ArchiveTeam has finished archiving all goo.gl short links

Scope and Method of the goo.gl Archive

  • Commenters confirm “all” means exhaustive enumeration of the entire goo.gl keyspace, not just known URLs.
  • Volunteers ran a distributed client (“Warrior”) to iterate every possible key, record the HTTP response, and avoid IP bans.
  • Since goo.gl no longer issues new links, the namespace is finite and fully searchable.

ArchiveTeam vs Internet Archive

  • Several comments clarify the title: ArchiveTeam did the crawling and packaging; Internet Archive is mainly the hosting library.
  • ArchiveTeam writes site-specific scripts, coordinates volunteers (via Warrior VMs/Docker), and “grazes” rate limits when sites are shutting down.
  • They’re described as the “bucket brigade” rescuing data from dying services; Internet Archive is the storage.
  • One anecdote highlights how quickly and efficiently ArchiveTeam infrastructure scaled to archive a video platform.

Google’s Policy Shift and Cost Debate

  • People question why Google would deprecate “inactive” links given how simple and cheap a read-only key–value redirector should be.
  • Several argue infra costs are negligible for a company like Google; organizational churn and stack churn are speculated as more likely drivers.
  • Clarification: “recently clicked” isn’t the criterion; links with activity in late 2024 are kept, others will break.

Dataset Size, Format, and Access

  • Confusion over the reported tens–hundreds of TiB leads to explanations: data is stored as WARC files containing full HTTP requests/responses, often including destination content, not just mappings.
  • Some wonder why destination pages are archived given they’re no more “at risk” than the rest of the web.
  • The WARC sets on archive.org are temporarily access-restricted; explanation relayed is concern over being blocked in the broader “AI scraping wars.”
  • This frustrates some volunteers who helped, though others note content is still accessible via the Wayback Machine, just not as bulk dumps.

Privacy and Ethics of Archiving Short URLs

  • Debate over whether anyone should have expected privacy: short URLs are easily enumerable, so treating them as secrets is called “silly.”
  • Others worry about sensitive materials (private docs, unlisted videos) and compare to earlier incidents where private GPT links were archived.
  • Counterpoint: preserving history sometimes requires acting without explicit consent when services are being shuttered.

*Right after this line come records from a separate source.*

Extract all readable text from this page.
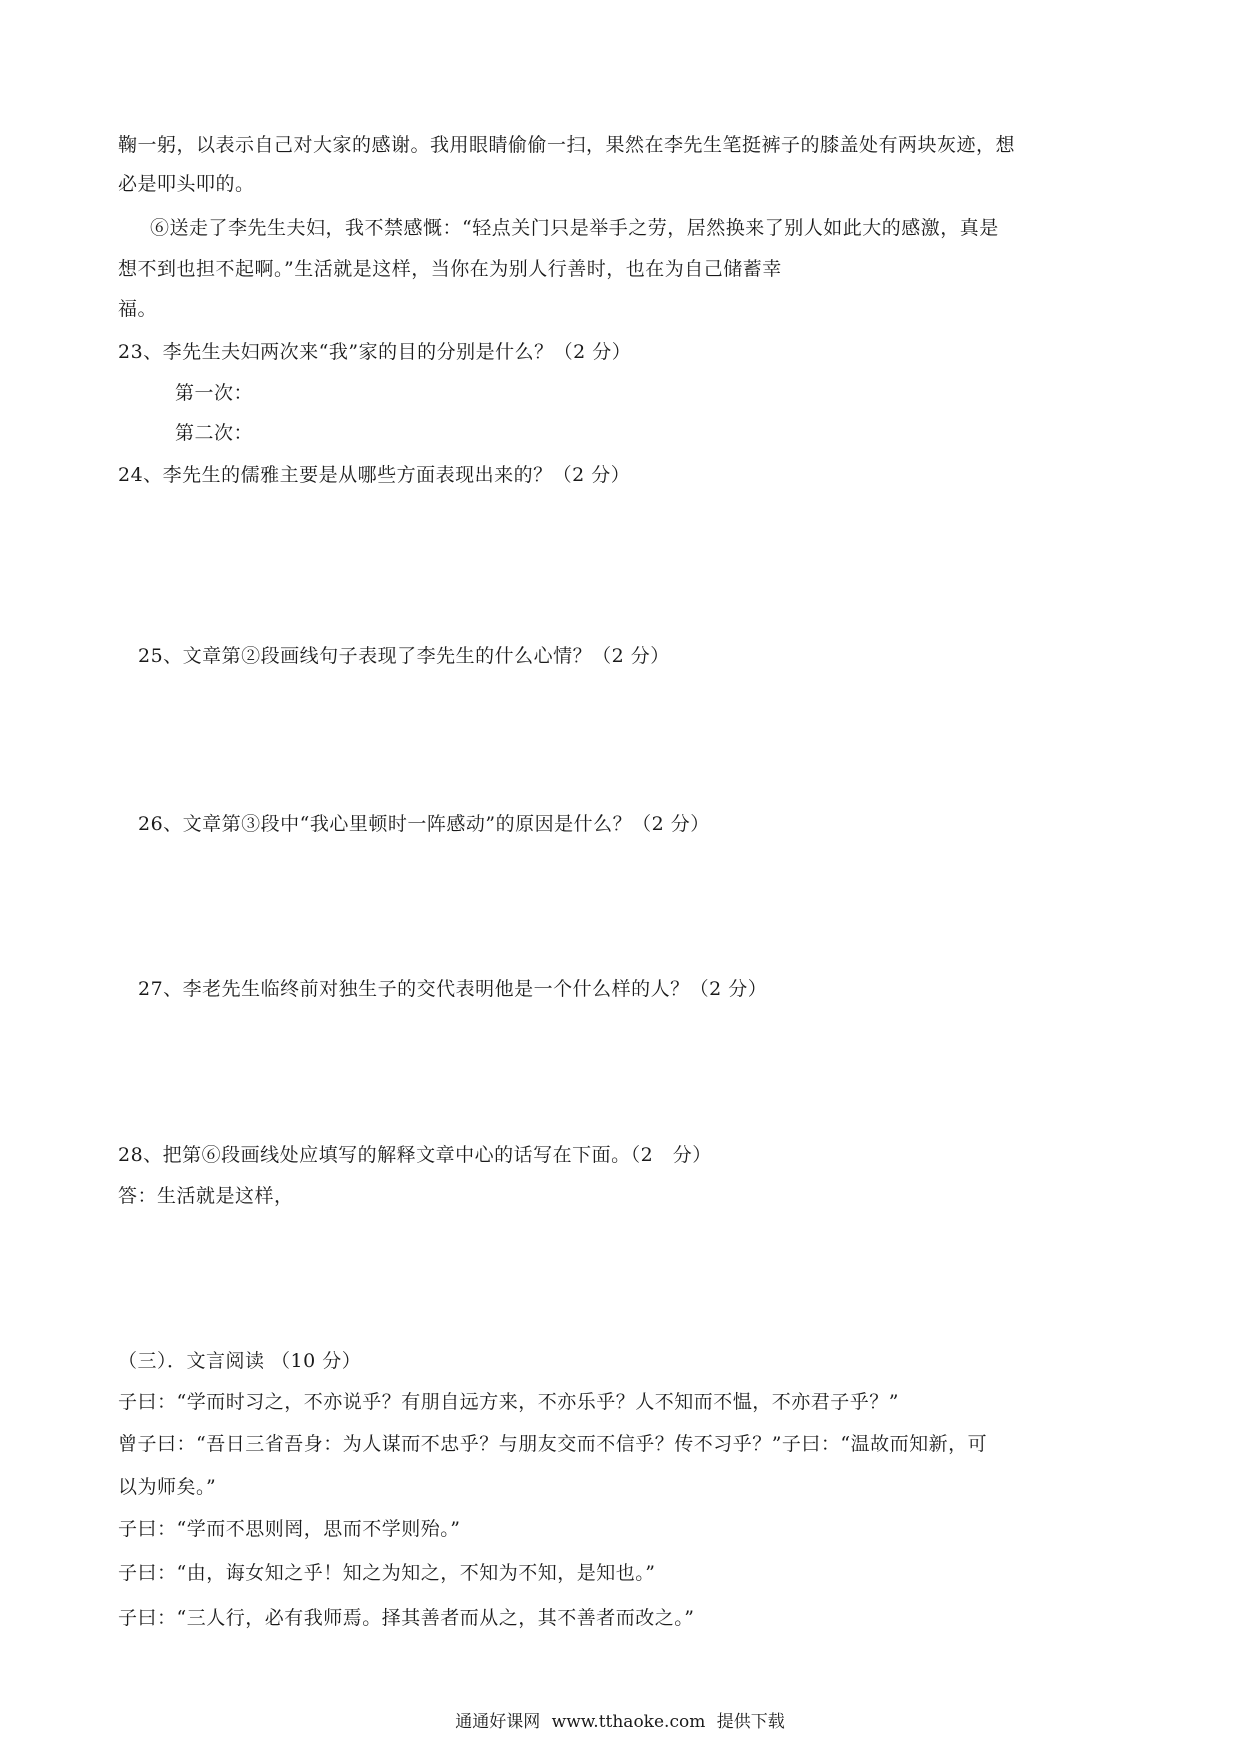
鞠一躬，以表示自己对大家的感谢。我用眼睛偷偷一扫，果然在李先生笔挺裤子的膝盖处有两块灰迹，想
必是叩头叩的。
⑥送走了李先生夫妇，我不禁感慨：“轻点关门只是举手之劳，居然换来了别人如此大的感激，真是
想不到也担不起啊。”生活就是这样，当你在为别人行善时，也在为自己储蓄幸
福。
23、李先生夫妇两次来“我”家的目的分别是什么？（2 分）
第一次：
第二次：
24、李先生的儒雅主要是从哪些方面表现出来的？（2 分）
25、文章第②段画线句子表现了李先生的什么心情？（2 分）
26、文章第③段中“我心里顿时一阵感动”的原因是什么？（2 分）
27、李老先生临终前对独生子的交代表明他是一个什么样的人？（2 分）
28、把第⑥段画线处应填写的解释文章中心的话写在下面。（2　分）
答：生活就是这样，
（三）．文言阅读 （10 分）
子曰：“学而时习之，不亦说乎？有朋自远方来，不亦乐乎？人不知而不愠，不亦君子乎？”
曾子曰：“吾日三省吾身：为人谋而不忠乎？与朋友交而不信乎？传不习乎？”子曰：“温故而知新，可
以为师矣。”
子曰：“学而不思则罔，思而不学则殆。”
子曰：“由，诲女知之乎！知之为知之，不知为不知，是知也。”
子曰：“三人行，必有我师焉。择其善者而从之，其不善者而改之。”
通通好课网 www.tthaoke.com 提供下载
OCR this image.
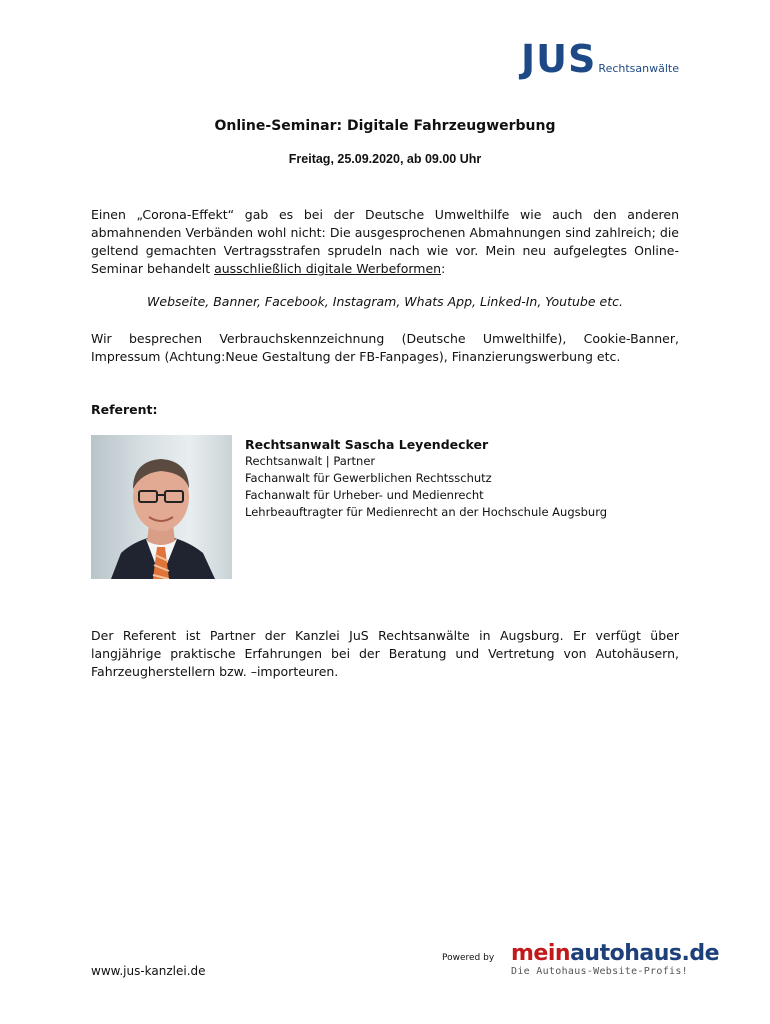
JUS Rechtsanwälte
Online-Seminar: Digitale Fahrzeugwerbung
Freitag, 25.09.2020, ab 09.00 Uhr
Einen „Corona-Effekt“ gab es bei der Deutsche Umwelthilfe wie auch den anderen abmahnenden Verbänden wohl nicht: Die ausgesprochenen Abmahnungen sind zahlreich; die geltend gemachten Vertragsstrafen sprudeln nach wie vor. Mein neu aufgelegtes Online-Seminar behandelt ausschließlich digitale Werbeformen:
Webseite, Banner, Facebook, Instagram, Whats App, Linked-In, Youtube etc.
Wir besprechen Verbrauchskennzeichnung (Deutsche Umwelthilfe), Cookie-Banner, Impressum (Achtung:Neue Gestaltung der FB-Fanpages), Finanzierungswerbung etc.
Referent:
Rechtsanwalt Sascha Leyendecker
Rechtsanwalt | Partner
Fachanwalt für Gewerblichen Rechtsschutz
Fachanwalt für Urheber- und Medienrecht
Lehrbeauftragter für Medienrecht an der Hochschule Augsburg
Der Referent ist Partner der Kanzlei JuS Rechtsanwälte in Augsburg. Er verfügt über langjährige praktische Erfahrungen bei der Beratung und Vertretung von Autohäusern, Fahrzeugherstellern bzw. –importeuren.
www.jus-kanzlei.de
Powered by meinautohaus.de
Die Autohaus-Website-Profis!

Wider Web Archiving and Anti–Link-Rot Efforts

  • Discussion of similar archives for Reddit (Pushshift, ArcticShift, AcademicTorrents), and speculation about HN datasets.
  • A proposal for a blockchain/P2P global web snapshot meets pushback, with some pointing to Common Crawl as a de facto shared corpus, though acknowledged as incomplete.
  • Overall, many celebrate the goo.gl effort as a concrete win against link rot, especially for references embedded in old documents and Stack Overflow posts.